Meta telah menonaktifkan lebih dari 1,4 juta akun, laman, dan grup di Facebook dan Instagram. Microsoft juga telah menangguhkan sekitar 20.000 akun scammers yang terkait dengan jaringan online scams.
Selain itu, Royal Thai Police telah menangkap 63 orang yang terlibat dalam jaringan online scams. Di sisi keuangan, Coinbase telah membekukan aset kripto senilai lebih dari US$3 juta yang terkait dengan jaringan kriminal.
Sementara Starlink terus memperkuat upaya penegakan keamanan bagi konsumennya, salah satunya dengan memutus konektivitas terhadap ribuan perangkat Starlink yang diduga digunakan secara ilegal.
Lebih lanjut, sindikat online scams ini diketahui telah mengeksploitasi jutaan orang di seluruh dunia melalui berbagai modus, seperti romance scams, penipuan investasi, hingga kerja paksa di pusat-pusat operasi online scams.
Oleh karena itu, langkah terkoordinasi sangat penting untuk melindungi masyarakat di dunia digital.
“Operasi ini menunjukkan pentingnya kerja sama antara perusahaan teknologi dan penegak hukum,” tutur Steven Masada, Global Head of Microsoft’s Digital Crimes Unit.

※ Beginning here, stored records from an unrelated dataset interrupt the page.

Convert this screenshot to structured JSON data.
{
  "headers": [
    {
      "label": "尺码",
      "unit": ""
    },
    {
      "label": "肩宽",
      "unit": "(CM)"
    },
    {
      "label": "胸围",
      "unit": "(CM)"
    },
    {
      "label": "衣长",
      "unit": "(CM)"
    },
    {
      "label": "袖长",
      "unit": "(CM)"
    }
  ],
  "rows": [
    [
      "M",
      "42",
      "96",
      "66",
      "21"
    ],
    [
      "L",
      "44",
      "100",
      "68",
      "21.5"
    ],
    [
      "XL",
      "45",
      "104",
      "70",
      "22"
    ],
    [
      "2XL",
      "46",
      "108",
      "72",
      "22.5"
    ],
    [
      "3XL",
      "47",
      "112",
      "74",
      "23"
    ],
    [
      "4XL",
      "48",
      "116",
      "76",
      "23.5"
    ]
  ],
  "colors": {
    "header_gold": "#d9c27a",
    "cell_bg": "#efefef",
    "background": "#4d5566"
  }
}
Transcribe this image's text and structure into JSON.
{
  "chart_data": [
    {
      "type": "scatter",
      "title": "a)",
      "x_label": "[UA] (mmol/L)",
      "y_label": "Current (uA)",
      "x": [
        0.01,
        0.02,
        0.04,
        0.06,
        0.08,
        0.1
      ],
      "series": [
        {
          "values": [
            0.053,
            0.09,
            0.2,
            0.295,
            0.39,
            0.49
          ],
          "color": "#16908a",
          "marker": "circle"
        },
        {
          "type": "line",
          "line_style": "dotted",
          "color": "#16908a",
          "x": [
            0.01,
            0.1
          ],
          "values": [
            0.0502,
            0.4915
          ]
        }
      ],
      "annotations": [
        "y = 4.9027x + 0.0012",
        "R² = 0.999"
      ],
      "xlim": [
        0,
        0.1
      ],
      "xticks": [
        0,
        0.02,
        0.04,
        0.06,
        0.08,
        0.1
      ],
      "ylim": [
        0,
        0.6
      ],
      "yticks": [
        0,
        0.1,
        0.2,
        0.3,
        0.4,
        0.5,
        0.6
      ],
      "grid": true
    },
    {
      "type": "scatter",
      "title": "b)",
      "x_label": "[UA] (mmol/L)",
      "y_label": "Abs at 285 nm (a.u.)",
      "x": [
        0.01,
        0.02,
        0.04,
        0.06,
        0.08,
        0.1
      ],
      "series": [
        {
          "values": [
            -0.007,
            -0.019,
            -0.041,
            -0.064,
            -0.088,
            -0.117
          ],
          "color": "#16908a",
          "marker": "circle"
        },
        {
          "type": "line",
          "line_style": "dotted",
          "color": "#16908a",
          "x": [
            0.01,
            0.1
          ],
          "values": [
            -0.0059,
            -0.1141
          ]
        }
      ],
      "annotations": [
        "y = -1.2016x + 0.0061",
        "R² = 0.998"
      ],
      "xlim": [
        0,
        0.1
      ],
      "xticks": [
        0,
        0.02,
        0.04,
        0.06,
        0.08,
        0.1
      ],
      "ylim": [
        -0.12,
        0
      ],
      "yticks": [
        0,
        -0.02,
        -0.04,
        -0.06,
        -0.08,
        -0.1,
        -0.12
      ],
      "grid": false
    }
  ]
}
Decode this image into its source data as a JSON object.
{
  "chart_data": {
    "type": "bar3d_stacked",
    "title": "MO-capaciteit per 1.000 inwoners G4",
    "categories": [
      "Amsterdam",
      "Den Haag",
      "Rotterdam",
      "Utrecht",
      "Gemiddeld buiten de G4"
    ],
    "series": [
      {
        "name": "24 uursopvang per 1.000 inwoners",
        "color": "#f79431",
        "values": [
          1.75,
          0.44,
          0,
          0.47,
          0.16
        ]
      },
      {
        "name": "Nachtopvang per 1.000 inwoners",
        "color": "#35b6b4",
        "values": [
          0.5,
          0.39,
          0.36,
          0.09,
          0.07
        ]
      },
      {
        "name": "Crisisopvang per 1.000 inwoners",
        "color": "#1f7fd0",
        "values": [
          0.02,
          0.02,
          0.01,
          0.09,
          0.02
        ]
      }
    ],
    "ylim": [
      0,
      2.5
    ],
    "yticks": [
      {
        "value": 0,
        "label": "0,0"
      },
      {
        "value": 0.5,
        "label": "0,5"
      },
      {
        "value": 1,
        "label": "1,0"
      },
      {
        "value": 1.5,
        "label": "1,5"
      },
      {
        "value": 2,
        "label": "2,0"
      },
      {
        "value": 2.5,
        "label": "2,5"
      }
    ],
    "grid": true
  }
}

“Kejahatan penipuan online transnasional tidak dapat ditangani oleh satu lembaga atau satu negara saja. Karena itu, kolaborasi yang kuat serta pertukaran informasi yang tepat waktu tetap menjadi faktor penting dalam membongkar jaringan-jaringan ini dan melindungi masyarakat.” tambah Police Lieutenant General Jirabhop Bhuridej.
(lom/dmi)
Add
as a preferred
source on Google
[Gambas:Video dunlavinartsfestival]
Baca lagi: Mercedes-AMG Rilis Livery Baru untuk F1 2026
Baca lagi: Menyesap Pesona Zhouzhuang, ‘Venesia dari Timur’ Shanghai
Baca lagi: Demonstran Rayakan Kemenangan Usai Menteri Pendidikan India Mundur



3 Responses
Sangat suka dengan kesimpulan akhir artikel ini, sangat objektif dan edukatif. Keren admin! Kemarin saya juga menjumpai bahasan sejenis di https://blog.dma.org/page/88/?detail%2F2320233725_htm yang mengulasnya secara mendetail.
Penulisannya rapi dan penjelasannya terstruktur dengan baik dari awal sampai akhir. Keren abis! Kemarin saya juga sempet mampir ke laman https://blog.dma.org/page/88/?detail%2F297447346_htm yang mengulas hal serupa.
Penjelasannya enak dibaca dan nambah wawasan. Supaya dapet akses yang selalu lancar tanpa hambatan, kalian bisa pakai untung365 link alternatif ini.